Не один месяц моя лодка резала серовато-зеленый шелк водных просторов. Сменялись пейзажи, времена года, но неизменным оставалось мое стремление к цели, неколебимой - моя воля, хотя иногда и возникала мысль: неужели правы те, кто утверждает, будто цель - это всего-навсего путь к цели, поэтому движение важнее обладания? Но я гнал от себя эту демобилизующую мысль: что верно для философии, не всегда верно для философа.

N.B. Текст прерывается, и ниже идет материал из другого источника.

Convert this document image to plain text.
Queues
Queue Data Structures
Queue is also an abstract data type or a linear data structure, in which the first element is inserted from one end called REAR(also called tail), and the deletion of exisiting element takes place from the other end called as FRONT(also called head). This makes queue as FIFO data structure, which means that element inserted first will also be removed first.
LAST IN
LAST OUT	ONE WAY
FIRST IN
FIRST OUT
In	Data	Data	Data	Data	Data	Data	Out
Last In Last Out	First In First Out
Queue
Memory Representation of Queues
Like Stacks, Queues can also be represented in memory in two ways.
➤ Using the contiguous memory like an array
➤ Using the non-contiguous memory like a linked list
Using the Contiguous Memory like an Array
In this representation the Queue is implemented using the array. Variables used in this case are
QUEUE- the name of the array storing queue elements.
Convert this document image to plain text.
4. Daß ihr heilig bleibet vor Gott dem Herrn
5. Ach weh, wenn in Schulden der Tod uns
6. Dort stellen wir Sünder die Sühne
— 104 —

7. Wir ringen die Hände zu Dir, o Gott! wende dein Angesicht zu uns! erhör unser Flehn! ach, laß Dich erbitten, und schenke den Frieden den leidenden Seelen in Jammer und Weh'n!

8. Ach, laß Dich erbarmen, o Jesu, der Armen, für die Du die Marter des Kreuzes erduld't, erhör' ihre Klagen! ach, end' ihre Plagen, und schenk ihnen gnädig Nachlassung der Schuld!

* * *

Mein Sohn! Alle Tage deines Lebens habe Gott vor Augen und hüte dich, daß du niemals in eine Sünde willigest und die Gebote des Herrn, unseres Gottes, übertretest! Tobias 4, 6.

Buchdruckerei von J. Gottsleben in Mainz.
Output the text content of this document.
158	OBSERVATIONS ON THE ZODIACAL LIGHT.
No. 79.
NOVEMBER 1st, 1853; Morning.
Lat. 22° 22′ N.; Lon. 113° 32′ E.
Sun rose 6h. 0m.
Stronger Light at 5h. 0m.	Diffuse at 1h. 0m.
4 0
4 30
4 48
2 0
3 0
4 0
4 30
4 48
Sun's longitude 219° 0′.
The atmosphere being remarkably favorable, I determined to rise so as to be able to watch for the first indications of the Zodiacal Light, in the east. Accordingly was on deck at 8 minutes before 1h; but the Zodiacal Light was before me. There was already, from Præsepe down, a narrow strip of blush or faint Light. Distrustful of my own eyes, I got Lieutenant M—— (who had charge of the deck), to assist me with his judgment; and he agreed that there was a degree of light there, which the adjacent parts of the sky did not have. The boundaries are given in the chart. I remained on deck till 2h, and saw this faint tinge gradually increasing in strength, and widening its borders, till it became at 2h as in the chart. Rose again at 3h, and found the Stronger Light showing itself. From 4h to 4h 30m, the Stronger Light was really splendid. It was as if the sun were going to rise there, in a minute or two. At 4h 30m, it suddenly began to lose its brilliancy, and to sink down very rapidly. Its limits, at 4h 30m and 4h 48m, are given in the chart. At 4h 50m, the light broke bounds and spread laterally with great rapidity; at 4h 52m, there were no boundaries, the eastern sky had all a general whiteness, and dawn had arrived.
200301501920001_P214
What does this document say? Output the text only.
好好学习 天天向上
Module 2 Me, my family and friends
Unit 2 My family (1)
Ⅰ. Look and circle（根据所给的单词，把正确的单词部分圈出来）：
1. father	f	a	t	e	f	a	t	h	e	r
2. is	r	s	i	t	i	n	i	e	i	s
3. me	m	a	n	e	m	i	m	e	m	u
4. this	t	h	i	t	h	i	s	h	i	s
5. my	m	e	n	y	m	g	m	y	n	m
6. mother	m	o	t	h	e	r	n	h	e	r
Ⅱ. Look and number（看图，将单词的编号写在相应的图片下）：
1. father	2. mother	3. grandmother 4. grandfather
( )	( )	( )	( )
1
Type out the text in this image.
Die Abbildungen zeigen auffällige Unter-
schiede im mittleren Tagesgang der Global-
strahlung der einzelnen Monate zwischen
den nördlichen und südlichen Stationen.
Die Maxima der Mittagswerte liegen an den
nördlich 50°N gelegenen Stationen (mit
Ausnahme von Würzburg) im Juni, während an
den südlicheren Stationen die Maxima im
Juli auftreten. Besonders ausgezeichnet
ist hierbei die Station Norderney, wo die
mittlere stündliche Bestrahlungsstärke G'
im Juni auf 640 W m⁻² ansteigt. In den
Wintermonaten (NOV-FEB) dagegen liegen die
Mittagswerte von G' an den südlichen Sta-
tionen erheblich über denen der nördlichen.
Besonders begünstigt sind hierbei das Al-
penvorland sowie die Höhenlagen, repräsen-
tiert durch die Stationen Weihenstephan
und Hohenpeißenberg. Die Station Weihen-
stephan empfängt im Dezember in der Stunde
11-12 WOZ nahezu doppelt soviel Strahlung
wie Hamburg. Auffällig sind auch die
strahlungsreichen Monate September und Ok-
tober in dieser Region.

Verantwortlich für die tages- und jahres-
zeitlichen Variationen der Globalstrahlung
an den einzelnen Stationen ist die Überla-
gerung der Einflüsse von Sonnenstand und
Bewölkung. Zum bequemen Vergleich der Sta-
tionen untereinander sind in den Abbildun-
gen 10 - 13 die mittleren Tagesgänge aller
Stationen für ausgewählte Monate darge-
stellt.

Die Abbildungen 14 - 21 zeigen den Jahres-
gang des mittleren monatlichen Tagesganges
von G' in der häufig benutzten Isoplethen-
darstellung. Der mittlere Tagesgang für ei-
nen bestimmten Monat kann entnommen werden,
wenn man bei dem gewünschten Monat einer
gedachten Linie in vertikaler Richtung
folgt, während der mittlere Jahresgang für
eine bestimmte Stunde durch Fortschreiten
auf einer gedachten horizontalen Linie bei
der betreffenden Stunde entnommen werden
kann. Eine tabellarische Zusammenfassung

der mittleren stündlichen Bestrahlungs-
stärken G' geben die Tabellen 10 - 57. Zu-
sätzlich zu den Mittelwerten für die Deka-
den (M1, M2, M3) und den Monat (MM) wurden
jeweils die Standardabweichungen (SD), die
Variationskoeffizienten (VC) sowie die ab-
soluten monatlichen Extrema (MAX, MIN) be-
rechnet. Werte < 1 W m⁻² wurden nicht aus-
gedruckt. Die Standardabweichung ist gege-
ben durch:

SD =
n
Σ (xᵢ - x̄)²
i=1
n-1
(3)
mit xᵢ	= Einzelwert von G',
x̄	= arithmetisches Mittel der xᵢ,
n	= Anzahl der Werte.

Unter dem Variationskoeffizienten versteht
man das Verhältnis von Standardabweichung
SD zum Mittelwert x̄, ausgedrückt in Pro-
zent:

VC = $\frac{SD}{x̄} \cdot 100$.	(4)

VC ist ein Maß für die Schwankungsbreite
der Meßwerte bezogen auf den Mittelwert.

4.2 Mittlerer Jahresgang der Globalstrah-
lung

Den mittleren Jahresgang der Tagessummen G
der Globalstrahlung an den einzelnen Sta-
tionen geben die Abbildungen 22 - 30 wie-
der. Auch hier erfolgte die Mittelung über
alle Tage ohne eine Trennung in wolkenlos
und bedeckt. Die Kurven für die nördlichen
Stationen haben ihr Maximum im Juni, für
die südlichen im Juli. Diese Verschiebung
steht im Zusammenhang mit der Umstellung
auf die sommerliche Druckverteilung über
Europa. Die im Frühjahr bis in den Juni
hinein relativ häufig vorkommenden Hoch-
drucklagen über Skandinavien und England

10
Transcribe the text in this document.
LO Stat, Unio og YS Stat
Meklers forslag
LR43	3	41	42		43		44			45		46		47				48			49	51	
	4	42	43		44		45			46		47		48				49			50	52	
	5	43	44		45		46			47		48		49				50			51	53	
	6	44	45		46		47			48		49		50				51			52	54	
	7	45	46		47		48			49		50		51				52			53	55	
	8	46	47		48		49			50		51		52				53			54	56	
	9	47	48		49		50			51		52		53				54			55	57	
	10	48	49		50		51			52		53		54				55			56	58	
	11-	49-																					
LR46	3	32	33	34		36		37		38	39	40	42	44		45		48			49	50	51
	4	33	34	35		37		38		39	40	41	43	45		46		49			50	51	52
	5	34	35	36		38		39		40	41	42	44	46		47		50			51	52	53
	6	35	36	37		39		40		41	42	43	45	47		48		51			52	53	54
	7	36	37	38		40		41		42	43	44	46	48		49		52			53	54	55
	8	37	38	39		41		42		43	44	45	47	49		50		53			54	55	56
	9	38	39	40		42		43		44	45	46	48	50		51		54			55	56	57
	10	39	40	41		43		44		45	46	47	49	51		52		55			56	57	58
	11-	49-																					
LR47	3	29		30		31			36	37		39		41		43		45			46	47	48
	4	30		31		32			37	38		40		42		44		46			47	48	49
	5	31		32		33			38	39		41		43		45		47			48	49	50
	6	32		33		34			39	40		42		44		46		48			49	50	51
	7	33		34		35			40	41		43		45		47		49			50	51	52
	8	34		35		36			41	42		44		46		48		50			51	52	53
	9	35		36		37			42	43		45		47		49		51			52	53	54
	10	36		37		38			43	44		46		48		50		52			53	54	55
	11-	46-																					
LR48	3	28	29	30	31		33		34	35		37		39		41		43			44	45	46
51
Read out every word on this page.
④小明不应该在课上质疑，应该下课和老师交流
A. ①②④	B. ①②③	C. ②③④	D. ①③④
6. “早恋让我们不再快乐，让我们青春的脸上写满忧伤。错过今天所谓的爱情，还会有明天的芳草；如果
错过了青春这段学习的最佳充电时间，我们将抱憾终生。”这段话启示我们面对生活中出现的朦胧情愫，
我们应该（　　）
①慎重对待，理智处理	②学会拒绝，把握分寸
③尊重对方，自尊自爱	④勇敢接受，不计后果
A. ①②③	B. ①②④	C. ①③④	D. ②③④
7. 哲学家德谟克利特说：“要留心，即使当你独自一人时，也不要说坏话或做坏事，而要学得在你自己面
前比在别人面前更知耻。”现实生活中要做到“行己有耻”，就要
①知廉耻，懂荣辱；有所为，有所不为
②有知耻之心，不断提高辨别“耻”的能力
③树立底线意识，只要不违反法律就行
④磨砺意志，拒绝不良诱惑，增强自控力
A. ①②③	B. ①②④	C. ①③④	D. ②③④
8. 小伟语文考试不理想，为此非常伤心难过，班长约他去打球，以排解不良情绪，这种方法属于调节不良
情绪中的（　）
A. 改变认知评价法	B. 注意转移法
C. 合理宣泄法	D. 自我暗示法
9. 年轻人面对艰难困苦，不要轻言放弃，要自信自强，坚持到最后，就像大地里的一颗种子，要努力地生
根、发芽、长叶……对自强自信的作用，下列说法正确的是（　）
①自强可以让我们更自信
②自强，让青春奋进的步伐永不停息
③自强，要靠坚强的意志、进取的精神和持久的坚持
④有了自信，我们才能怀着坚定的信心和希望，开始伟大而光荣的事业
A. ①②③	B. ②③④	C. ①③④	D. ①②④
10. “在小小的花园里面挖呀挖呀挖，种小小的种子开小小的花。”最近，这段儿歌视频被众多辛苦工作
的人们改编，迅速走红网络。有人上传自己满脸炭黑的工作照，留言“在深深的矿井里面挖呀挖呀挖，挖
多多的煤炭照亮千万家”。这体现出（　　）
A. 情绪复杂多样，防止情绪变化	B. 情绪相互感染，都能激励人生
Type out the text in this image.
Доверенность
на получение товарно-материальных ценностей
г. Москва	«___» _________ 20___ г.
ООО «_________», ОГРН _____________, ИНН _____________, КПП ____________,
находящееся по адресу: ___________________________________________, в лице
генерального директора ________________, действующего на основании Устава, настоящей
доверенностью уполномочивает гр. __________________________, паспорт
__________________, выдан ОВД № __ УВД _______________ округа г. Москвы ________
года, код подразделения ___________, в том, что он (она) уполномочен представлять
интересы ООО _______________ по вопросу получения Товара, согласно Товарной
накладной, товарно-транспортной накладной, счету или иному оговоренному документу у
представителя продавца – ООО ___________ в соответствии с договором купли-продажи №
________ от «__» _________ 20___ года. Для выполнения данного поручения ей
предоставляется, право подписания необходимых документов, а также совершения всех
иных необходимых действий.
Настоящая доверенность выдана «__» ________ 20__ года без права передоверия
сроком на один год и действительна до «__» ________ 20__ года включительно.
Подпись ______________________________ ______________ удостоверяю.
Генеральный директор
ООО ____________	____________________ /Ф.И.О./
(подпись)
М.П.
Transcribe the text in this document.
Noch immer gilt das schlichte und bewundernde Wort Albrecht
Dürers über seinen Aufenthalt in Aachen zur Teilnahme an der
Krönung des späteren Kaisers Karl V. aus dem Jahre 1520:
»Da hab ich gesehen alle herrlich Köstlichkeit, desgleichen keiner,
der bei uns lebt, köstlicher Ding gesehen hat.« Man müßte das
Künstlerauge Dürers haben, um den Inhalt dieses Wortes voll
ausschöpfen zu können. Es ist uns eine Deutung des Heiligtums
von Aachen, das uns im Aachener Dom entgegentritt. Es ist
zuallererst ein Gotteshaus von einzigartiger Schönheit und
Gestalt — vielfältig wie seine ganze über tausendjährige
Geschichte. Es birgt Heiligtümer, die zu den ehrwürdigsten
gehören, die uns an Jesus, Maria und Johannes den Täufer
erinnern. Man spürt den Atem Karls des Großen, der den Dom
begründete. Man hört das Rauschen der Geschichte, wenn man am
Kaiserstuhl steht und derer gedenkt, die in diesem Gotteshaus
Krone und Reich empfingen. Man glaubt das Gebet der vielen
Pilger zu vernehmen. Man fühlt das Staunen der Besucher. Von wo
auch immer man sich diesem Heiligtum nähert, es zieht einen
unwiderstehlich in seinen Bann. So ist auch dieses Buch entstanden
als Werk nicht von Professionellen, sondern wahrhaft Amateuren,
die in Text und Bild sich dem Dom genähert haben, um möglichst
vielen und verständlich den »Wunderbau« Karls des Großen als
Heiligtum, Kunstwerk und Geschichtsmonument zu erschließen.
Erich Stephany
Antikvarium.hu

Мое убеждение в том, что цель достижима, было столь сильно, что, увидев наконец выплывший из тумана остров, я даже поначалу не испытал никаких чувств, кроме облегчения: ну и слава Богу. Без восклицательного знака: просто - слава Богу. Может быть, сказалась усталость... Но когда, загнав лодку в узкую бухточку, берега которой густо поросли боярышником и шиповником, я ступил на землю, ноги мои - буквально! - подкосились, а сердце остановилось. Я дополз до травы, повалился ничком и тотчас заснул.